I’ll keep the reasons brief and in list form:
1. LENS still trades around half of readily salable assets. Its inventory position has improved as has its cash equivalents. There remains little to worry about on the liability side.
2. Despite widening since last quarter, losses have still narrowed year over year. This is clearly not the optimal scenario, but I find it little to worry about. Exiting the digital camera business was a necessary, smart move, and while it has hurt sales, it will continue to add to the bottom line and improve cash flow. SG&A continued to fall year over year (by 41%) and compared to last quarter (by 13.8%), a positive sign.
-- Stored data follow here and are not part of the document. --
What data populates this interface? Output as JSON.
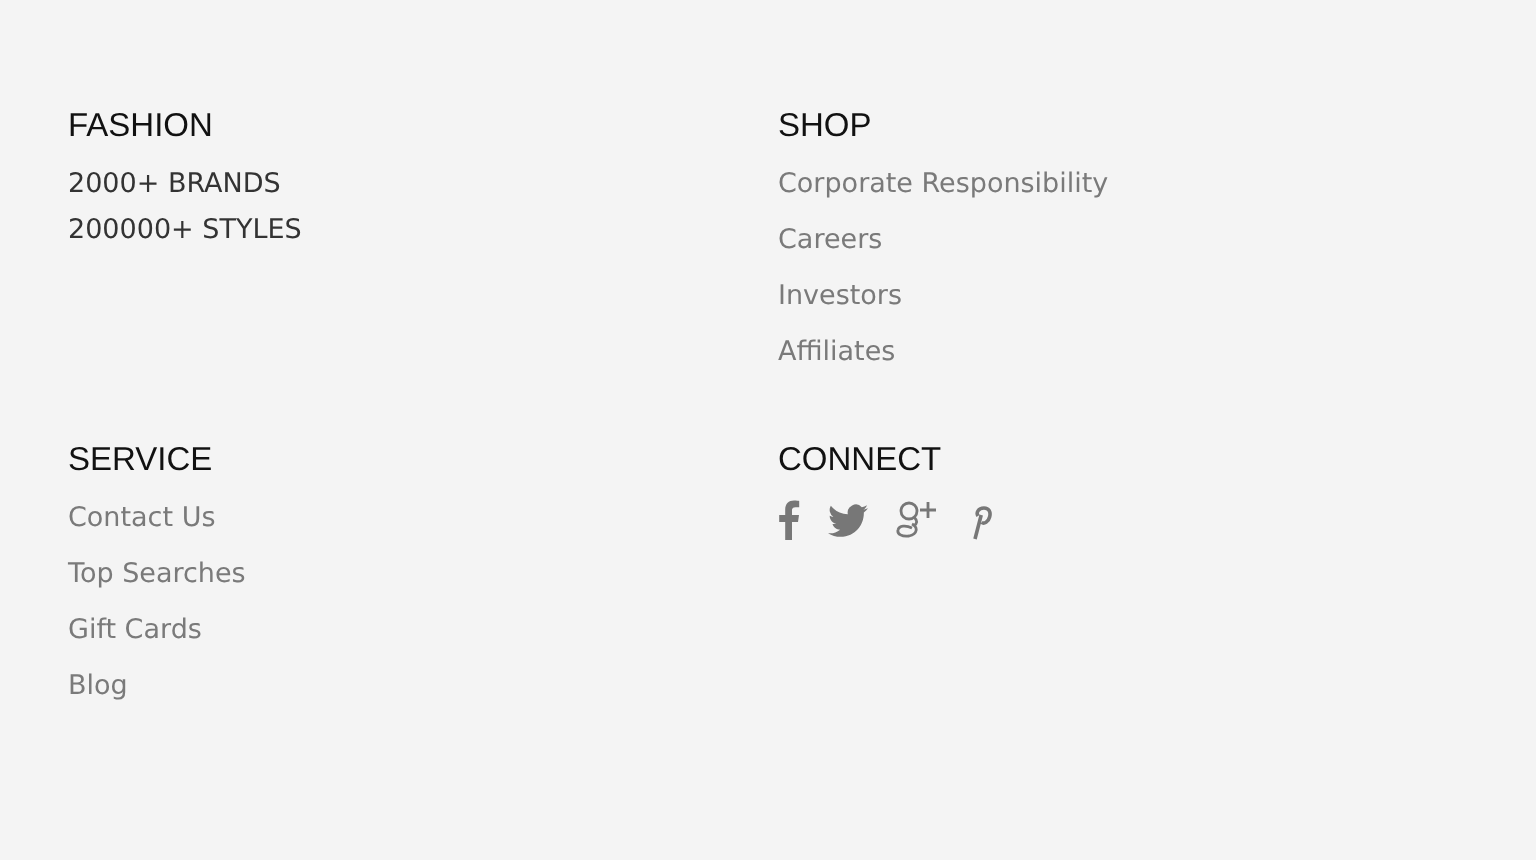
{
  "sections": [
    {
      "heading": "FASHION",
      "kind": "text",
      "items": [
        "2000+ BRANDS",
        "200000+ STYLES"
      ]
    },
    {
      "heading": "SHOP",
      "kind": "links",
      "items": [
        "Corporate Responsibility",
        "Careers",
        "Investors",
        "Affiliates"
      ]
    },
    {
      "heading": "SERVICE",
      "kind": "links",
      "items": [
        "Contact Us",
        "Top Searches",
        "Gift Cards",
        "Blog"
      ]
    },
    {
      "heading": "CONNECT",
      "kind": "social"
    }
  ]
}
3. I now believe there are several possible catalysts to bring the price more in line with book value. To me they are a) a buyout by an outside investor or management, b) the potential exit of competitors from the unattractive SUC camera market, a boon for LENS, which might benefit from greater sales, lower costs from more volume, or, in the best case, a combination of both, c) improved margins leading to big upside given such a low price/sales ratio, and/or d) heavy institutional buying or general improvement in sentiment.
Naturally, for every favorable factor there is an opposing risk. I find those to be:
1. Management can waste money on risky or unprofitable ventures, thereby eroding the still strong balance sheet.
2. Sales are still highly dependent on a very small number of customers, exposing the company to the possibility that one or more stop purchasing SUCs. The company needs to pursue relationships with new customers if it is ever to meaningfully increase sales, and such a task is always easier said than done. Also, there is a limit to how much a company can cut costs before it simply can’t go any more, and there is always the risk that cost cutting measures simply won’t be enough to eek out profits.
3. The probability of any one catalyst driving up the price remains small, though in combination I still feel the chance is meaningful.
Basically, my stance on the company has changed little from the quarterly, and the basic thesis remains intact.